My understanding is that while you are absolutely right on this, it didn't prevent him supporting other Chinese Christians and getting support from them. Hong embraced Arianism at one point, and yet local Chinese Catholic and Protestant communities still fought for him.
It's difficult to know how this should be modelled. Clearly, flattening all forms of Christianity into one isn't useful, but otherwise it might be quite difficult to represent this sort of "eh, close enough"-ness.
I think this is exactly where the flattening causes a problem, though. These pogroms were not enforcing Confucian religious practice qua religious practice, they were a violent reaction to perceived foreign takeover of society as a whole and a percieved threat to the legitimacy and power of elites. You can see this level of violence in pre-modern periods directed against Pure Land or Chan Buddhists when their temples acquire too much wealth or power (c.f. basically any classical wuxia film), and you can see it in the very modern period with the Falun Gong. The problem is never the dogma or practice of the religion itself; the problem is when the religious organization can generate political power and becomes a threat to the state. Nobody would have cared about Hong Xiuquan claiming he was Jesus's younger brother, had he kept that to a weekly prayer meeting and didn't start the single most destructive war of the 19th century over it.
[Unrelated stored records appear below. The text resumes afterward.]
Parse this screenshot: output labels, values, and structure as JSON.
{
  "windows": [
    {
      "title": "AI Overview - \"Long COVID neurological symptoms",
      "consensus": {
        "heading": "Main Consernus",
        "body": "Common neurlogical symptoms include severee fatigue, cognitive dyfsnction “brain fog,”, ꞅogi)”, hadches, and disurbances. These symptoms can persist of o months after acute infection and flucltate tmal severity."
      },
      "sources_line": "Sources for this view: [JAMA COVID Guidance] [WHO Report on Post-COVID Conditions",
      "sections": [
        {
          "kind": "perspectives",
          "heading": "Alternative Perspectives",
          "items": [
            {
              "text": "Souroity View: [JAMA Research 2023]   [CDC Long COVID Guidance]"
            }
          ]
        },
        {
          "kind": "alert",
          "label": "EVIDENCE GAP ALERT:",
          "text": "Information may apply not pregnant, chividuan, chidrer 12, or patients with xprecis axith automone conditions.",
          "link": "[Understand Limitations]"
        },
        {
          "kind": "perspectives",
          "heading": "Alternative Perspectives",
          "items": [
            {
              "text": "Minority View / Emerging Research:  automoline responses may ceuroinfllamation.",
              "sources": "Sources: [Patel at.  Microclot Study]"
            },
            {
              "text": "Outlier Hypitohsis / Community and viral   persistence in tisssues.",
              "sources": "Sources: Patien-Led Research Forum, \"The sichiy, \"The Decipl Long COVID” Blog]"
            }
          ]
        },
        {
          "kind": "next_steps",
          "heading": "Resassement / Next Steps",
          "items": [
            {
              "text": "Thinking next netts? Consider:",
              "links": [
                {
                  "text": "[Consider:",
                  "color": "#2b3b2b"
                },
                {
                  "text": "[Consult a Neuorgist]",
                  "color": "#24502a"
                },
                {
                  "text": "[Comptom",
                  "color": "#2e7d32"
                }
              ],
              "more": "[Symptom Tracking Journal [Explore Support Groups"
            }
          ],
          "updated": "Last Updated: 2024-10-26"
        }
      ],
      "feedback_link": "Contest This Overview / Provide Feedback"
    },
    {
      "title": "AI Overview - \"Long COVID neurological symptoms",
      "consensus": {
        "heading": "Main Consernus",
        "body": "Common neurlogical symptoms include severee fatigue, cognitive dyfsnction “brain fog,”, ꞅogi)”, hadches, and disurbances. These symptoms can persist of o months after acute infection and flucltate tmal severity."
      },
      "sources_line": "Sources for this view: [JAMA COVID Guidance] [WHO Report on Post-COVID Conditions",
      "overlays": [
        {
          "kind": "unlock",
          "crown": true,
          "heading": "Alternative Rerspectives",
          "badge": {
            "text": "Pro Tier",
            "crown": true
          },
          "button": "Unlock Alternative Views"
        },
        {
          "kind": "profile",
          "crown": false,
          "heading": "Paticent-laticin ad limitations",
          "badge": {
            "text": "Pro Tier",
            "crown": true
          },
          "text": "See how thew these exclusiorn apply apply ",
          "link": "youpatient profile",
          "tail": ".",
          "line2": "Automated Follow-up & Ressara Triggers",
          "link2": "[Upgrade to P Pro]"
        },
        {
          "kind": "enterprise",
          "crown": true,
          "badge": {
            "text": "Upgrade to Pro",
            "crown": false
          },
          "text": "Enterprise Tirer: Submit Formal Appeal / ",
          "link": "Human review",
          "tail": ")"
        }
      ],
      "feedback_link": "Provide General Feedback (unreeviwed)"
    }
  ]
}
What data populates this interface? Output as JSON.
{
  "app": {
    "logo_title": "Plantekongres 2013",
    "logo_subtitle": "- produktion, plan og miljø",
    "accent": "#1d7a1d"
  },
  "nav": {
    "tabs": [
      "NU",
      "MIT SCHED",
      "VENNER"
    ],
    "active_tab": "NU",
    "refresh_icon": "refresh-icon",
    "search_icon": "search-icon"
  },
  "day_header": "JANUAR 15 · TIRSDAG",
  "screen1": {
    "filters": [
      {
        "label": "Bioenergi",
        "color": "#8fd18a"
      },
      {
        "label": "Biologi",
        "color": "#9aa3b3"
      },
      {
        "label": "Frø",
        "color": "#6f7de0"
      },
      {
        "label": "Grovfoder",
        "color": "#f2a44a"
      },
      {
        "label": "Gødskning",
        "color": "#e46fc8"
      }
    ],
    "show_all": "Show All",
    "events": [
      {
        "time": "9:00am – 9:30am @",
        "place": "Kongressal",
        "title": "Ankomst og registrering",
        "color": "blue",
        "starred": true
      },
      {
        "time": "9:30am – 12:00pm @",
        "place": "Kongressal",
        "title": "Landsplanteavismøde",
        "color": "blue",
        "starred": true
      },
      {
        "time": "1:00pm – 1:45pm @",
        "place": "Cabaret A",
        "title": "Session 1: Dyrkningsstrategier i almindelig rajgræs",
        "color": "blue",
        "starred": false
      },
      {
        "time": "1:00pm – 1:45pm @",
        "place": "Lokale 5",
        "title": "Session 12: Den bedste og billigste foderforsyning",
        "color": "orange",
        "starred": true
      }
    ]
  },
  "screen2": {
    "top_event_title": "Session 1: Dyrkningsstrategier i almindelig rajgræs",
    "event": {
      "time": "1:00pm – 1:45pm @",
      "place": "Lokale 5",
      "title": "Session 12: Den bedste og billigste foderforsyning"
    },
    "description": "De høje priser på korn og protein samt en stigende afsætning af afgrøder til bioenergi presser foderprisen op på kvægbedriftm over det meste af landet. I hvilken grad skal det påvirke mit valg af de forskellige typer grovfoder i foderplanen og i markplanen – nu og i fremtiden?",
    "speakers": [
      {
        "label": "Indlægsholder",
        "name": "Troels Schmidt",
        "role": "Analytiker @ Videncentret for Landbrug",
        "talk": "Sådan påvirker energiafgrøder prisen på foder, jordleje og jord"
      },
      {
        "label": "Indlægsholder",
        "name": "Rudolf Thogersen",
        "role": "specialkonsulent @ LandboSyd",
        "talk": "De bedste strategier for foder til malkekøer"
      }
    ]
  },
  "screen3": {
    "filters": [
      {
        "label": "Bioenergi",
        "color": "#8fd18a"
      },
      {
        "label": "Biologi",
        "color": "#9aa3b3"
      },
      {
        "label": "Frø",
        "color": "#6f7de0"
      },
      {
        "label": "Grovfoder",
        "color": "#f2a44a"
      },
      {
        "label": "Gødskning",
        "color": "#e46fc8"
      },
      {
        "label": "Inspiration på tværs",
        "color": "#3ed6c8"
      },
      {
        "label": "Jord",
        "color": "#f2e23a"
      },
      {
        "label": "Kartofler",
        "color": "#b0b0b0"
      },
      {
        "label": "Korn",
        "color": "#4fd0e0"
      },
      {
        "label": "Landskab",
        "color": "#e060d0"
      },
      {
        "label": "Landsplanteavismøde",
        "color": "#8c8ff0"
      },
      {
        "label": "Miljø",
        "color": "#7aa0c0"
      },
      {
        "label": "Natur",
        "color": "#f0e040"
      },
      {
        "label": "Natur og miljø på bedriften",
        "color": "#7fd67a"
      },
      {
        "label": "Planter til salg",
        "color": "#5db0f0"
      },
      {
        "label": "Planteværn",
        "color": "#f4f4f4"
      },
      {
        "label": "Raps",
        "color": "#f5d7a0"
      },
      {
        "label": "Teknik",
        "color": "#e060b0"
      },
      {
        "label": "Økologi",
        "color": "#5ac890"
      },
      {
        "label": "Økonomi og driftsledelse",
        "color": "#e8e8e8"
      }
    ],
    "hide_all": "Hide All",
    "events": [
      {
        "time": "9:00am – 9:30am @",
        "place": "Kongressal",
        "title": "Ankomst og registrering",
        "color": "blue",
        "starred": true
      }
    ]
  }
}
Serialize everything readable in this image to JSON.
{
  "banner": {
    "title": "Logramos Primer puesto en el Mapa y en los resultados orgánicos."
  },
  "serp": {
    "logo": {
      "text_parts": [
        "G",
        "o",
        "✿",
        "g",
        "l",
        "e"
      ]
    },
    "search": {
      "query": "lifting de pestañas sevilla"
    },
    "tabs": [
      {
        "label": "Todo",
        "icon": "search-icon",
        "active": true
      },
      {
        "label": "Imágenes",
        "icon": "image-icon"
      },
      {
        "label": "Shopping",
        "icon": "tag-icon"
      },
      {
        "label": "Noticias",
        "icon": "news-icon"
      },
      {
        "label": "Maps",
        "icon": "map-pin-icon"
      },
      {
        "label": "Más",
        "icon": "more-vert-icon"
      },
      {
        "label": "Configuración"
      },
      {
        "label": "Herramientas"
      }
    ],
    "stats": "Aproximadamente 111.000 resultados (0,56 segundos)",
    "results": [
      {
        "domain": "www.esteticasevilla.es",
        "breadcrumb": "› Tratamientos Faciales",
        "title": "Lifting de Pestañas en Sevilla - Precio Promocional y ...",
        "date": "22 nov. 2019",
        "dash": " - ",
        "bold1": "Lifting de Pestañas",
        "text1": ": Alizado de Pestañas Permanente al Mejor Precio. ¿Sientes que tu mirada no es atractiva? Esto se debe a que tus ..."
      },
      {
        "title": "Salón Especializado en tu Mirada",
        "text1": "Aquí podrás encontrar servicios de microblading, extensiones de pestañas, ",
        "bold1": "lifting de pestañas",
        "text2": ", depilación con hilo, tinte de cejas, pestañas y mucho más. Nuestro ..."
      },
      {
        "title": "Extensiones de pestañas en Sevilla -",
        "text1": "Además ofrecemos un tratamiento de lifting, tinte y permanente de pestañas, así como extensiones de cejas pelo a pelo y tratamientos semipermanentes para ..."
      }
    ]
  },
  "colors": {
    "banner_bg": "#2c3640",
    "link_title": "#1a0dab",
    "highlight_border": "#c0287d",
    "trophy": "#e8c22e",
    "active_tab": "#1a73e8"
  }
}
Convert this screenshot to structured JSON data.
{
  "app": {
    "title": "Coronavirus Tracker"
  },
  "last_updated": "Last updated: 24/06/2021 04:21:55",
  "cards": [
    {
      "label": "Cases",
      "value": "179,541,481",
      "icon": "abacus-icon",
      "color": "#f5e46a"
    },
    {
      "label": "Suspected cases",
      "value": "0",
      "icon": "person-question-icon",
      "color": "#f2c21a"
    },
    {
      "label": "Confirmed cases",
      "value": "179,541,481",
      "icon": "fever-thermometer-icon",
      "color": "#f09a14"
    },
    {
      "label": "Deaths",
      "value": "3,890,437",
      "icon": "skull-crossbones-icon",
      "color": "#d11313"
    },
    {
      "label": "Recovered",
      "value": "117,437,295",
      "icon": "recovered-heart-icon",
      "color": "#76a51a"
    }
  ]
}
And on the flipside, while the Taiping was ostensibly a religious rebellion, it was really more over the rapidly collapsing taxation structure of the Qing state, ethnic reaction to the conscious Manchu expressinons of domination over southern Chinese ethnic groups (the tonsure, etc). The religion provided a focus point but it was not a rebellion against Confucianism, it was a rebellion against the Qing.
While it is undoubtedly true that this is a distinction without a difference when there is a mob in the process of killing you and your family because you had a crucifix. I do think it matters when you're modeling these systems as a whole, especially when China is such a huge portion of the population and market of the world.
I absolutely agree with you about the causes of the rebellions: while religion was a useful source of cohesion around which such things could be organised, the real causes were generally economic and social. (This doesn't mean that people didn't blame religious minorities for it, of course.)
However, the life expectancies of the individuals during and after such events frequently
did depend on their religion, and usually in a very flattened way. If you're a Shi'a Muslim in Yunnan after the Panthay Rebellion, you'll still get killed during the massacre of Sunnis. If you're a Chinese person who's adopted a syncretistic mix of Christianity and Buddhism, then in the aftermath of the Heavenly Kingdom you'll still get treated as a potential traitor by the state, as much as if you were 100% Christian.
As such, I think we have to ask "what does in-game religion represent?" To me what it represents is "will this pop get affected by event X / circumstance Y?" In such a case, some flattening is good because it makes scripting easier for the developers and more comprehensible to the players.
By contrast, if what it represents is a more aesthetic side of the game where you just want to look at your population and say, yes, this looks like what I think it should, then having a less flat representation of religion which allows more syncretism and special circumstances would be good.